12. Generate a self-assigned certificate for https on download server: 
   keytool -genkey -keyalg RSA -alias selfsigned -keystore keystore.jks -storepass <password> -validity 3600 -keysize 2048 
   Copy the key file keystore.jks to /srv/dcc-download-server/conf/, and edit 
   /srv/dcc-download-server/conf/application.yml to add the following section: 
     port: 443 
       keyStore: "../conf/keystore.ks" 
       keyStorePassword: "<key password>" 
    After the change, restart download server: 
    cd /srv/dcc-download-server/bin; sudo ./dcc-download-server restart 
12. Download data from ICGC download server 
    1. Get a list of files and URLs to download: 
       wget https://download.icgc.org/exports 
    2. Download each of those files. Some of them can be quite large. 
13. Untar data.open.tar and make the directory available to a hdfs node either 
    locally or via NFS. Run the following command on the HDFS node. Due to 
    permission setting, you have to run the command as user hdfs: 
      $> sudo su hdfs 
      $> hdfs dfs -copyFromLocal release_21 /icgc/input 
14. Load index into elasitcsearch. 
   1. Run the following command from a node (e.g., hdfs nodes) with sufficient memory: 
    java -Xmx12g -jar dcc-download-import.jar -i release.tar -es es://<DNS name of elasticsearch master node>:9300 -p LAML-CN       
    Please note you can only import either one project or whole projects. 
    Use "-p" to choose which project to load. Without specifying "-p", 
    the command loads all projects (which takes much longer). 
    If the output says "cluster is in red" or "cluster is in yellow", you can 
    log into elasticsearch nodes, check if elasticsearch is running with 
    sufficient heap space.     
15. Import repository index, must be on the host with the knapsack plugin installed 
    curl -XPOST "http://<dns name of elasticsearch master node>:9200/_import?path=<path_to_repository.tar.gz>" 
16. Restart portal servers: 
    sudo /svr/dcc-portal-server/bin/dcc-portal-server restart 
After all this long setup, if everthing works, you should be able to see the portal at 
https://<DNS of portal external IP> in a browser window. 

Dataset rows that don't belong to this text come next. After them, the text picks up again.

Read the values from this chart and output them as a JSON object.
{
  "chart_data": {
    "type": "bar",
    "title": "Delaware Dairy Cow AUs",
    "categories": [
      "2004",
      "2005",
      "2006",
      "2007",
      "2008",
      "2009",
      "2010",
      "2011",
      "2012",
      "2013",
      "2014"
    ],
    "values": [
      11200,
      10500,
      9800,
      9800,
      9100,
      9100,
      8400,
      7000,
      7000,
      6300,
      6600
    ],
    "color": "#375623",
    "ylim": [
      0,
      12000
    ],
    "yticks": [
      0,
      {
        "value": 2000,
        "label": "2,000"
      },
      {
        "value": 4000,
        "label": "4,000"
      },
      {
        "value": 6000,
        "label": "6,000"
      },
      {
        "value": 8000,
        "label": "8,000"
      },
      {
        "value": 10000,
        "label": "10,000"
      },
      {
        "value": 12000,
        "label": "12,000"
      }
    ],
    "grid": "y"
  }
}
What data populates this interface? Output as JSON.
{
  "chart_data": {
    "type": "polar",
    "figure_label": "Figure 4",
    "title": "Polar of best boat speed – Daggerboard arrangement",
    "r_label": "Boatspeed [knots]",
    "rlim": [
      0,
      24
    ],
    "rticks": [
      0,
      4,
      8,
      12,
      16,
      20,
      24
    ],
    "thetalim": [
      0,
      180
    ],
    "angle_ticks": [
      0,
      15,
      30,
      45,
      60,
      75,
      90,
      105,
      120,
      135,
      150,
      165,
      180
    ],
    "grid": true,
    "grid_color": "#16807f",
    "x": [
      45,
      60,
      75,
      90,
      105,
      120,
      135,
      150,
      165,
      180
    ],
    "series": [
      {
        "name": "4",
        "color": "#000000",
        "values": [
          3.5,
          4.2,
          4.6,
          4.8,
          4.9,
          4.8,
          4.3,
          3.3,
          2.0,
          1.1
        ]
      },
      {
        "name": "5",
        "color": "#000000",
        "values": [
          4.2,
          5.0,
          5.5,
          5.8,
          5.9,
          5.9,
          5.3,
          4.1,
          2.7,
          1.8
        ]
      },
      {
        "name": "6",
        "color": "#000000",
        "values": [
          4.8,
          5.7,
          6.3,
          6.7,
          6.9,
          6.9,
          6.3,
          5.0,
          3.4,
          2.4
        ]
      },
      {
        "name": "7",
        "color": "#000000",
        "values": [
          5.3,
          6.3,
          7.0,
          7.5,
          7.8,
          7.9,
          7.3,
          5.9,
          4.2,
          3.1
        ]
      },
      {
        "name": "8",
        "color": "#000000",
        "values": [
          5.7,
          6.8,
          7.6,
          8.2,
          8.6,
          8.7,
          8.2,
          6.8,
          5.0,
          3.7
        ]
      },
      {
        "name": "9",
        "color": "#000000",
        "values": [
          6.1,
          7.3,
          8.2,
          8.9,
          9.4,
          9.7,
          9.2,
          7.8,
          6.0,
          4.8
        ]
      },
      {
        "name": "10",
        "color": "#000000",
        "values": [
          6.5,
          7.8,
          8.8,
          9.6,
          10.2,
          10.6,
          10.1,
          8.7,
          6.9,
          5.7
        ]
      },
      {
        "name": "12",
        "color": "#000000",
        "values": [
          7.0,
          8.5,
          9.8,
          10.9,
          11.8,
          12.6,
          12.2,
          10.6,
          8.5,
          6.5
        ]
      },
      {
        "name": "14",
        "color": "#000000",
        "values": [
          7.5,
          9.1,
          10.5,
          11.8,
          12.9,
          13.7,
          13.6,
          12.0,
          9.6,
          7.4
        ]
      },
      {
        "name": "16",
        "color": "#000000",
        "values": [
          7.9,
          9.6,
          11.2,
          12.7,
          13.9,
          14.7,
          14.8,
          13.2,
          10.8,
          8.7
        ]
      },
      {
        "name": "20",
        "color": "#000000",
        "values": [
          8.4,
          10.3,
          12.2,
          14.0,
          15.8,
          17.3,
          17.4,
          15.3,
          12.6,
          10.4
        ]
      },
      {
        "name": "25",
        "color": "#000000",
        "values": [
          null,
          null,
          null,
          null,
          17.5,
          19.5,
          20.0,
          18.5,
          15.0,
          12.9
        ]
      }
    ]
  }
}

1. Command to get list of index in Elasticsearch cluster. Must run on elasticsearch node: 
     curl 'http://localhost:9200/_cat/indices?pretty=1' 
2. Delete an index in Elasticsearch: 
     curl -XDELETE lxv-icgc-elastic01:9200/icgc21-0-3 
3. Command to download latest java import utility: 
     wget 'https://artifacts.oicr.on.ca/artifactory/dcc-release/org/icgc/dcc/dcc-download-import/[RELEASE]/dcc-download-import-[RELEASE].jar'

Thank you for this Brady.

We will use your feedback to help improve the process provided by our automation and CM.